Surprisingly, when the prisoners were told they had a chance at parole, and the parole was denied, none of the students asked to drop out of the experiment. Even though none of the students had any legal reason to be imprisoned. Over 50 outside observers witnessed the experiment but did not question the morality until Zimbardo's girlfriend objected. The experiment was stopped after only six days, which the "guards" were disappointed with.




The Stanford Prison experiment - photos by Philip Zimbardo

 Discourse

 
Stealers Wheel - Stuck in the middle with you, from the film Reservoir dogs.

Reservoir Dogs - The tipping scene.
A discourse on tipping restaurants, what percentage should you tip at certain places and why do we have to tip at restaurants when we don't tip at fast food places? I think Buschemi's point is well argued, when did we decide it's a moral code to tip places and why do some places add tipping fees onto the bill?

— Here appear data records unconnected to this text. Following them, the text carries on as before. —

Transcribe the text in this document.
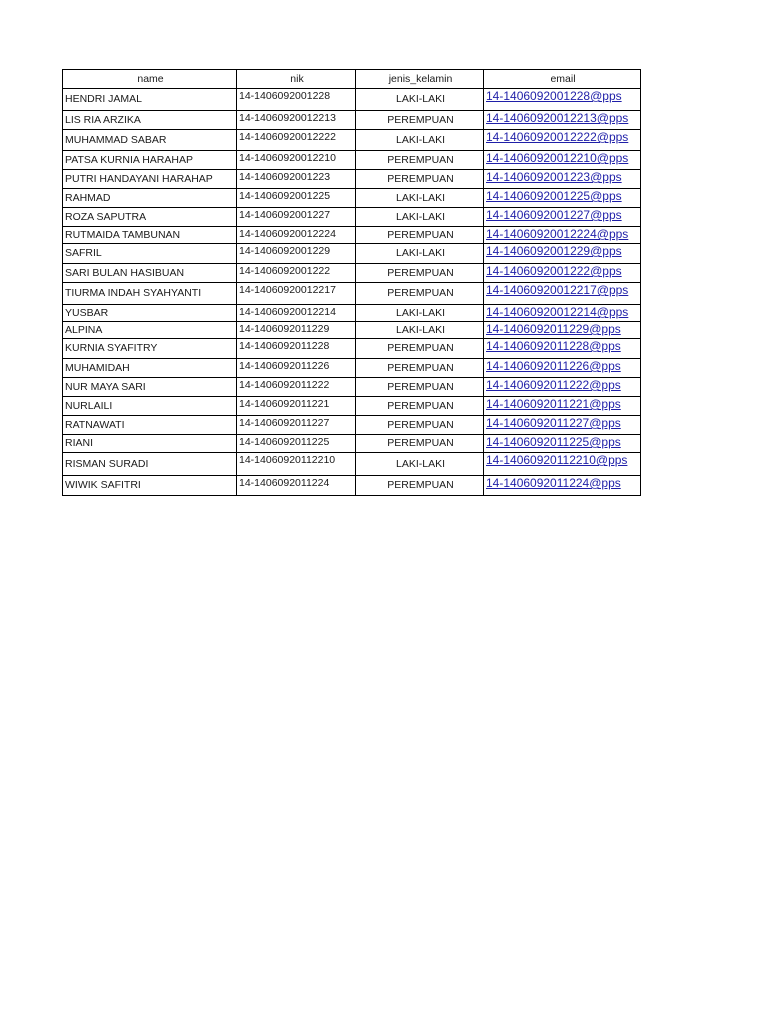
name	nik	jenis_kelamin	email
HENDRI JAMAL	14-1406092001228	LAKI-LAKI	14-1406092001228@pps
LIS RIA ARZIKA	14-14060920012213	PEREMPUAN	14-14060920012213@pps
MUHAMMAD SABAR	14-14060920012222	LAKI-LAKI	14-14060920012222@pps
PATSA KURNIA HARAHAP	14-14060920012210	PEREMPUAN	14-14060920012210@pps
PUTRI HANDAYANI HARAHAP	14-1406092001223	PEREMPUAN	14-1406092001223@pps
RAHMAD	14-1406092001225	LAKI-LAKI	14-1406092001225@pps
ROZA SAPUTRA	14-1406092001227	LAKI-LAKI	14-1406092001227@pps
RUTMAIDA TAMBUNAN	14-14060920012224	PEREMPUAN	14-14060920012224@pps
SAFRIL	14-1406092001229	LAKI-LAKI	14-1406092001229@pps
SARI BULAN HASIBUAN	14-1406092001222	PEREMPUAN	14-1406092001222@pps
TIURMA INDAH SYAHYANTI	14-14060920012217	PEREMPUAN	14-14060920012217@pps
YUSBAR	14-14060920012214	LAKI-LAKI	14-14060920012214@pps
ALPINA	14-1406092011229	LAKI-LAKI	14-1406092011229@pps
KURNIA SYAFITRY	14-1406092011228	PEREMPUAN	14-1406092011228@pps
MUHAMIDAH	14-1406092011226	PEREMPUAN	14-1406092011226@pps
NUR MAYA SARI	14-1406092011222	PEREMPUAN	14-1406092011222@pps
NURLAILI	14-1406092011221	PEREMPUAN	14-1406092011221@pps
RATNAWATI	14-1406092011227	PEREMPUAN	14-1406092011227@pps
RIANI	14-1406092011225	PEREMPUAN	14-1406092011225@pps
RISMAN SURADI	14-14060920112210	LAKI-LAKI	14-14060920112210@pps
WIWIK SAFITRI	14-1406092011224	PEREMPUAN	14-1406092011224@pps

Royale with cheese - Pulp Fiction.
In pulp fiction, they have a discourse about the differences between countries and how in France they call a quarter pounder with cheese a 'Royale with cheese' and they call the Big Mac 'Le Big Mac', discussing how they've made the same thing seem superior. Interestingly in both Reservoir Dogs and Pulp Fiction, almost straight after these intellectual conversations both resort to the people conversing, shooting and committing violent assaults.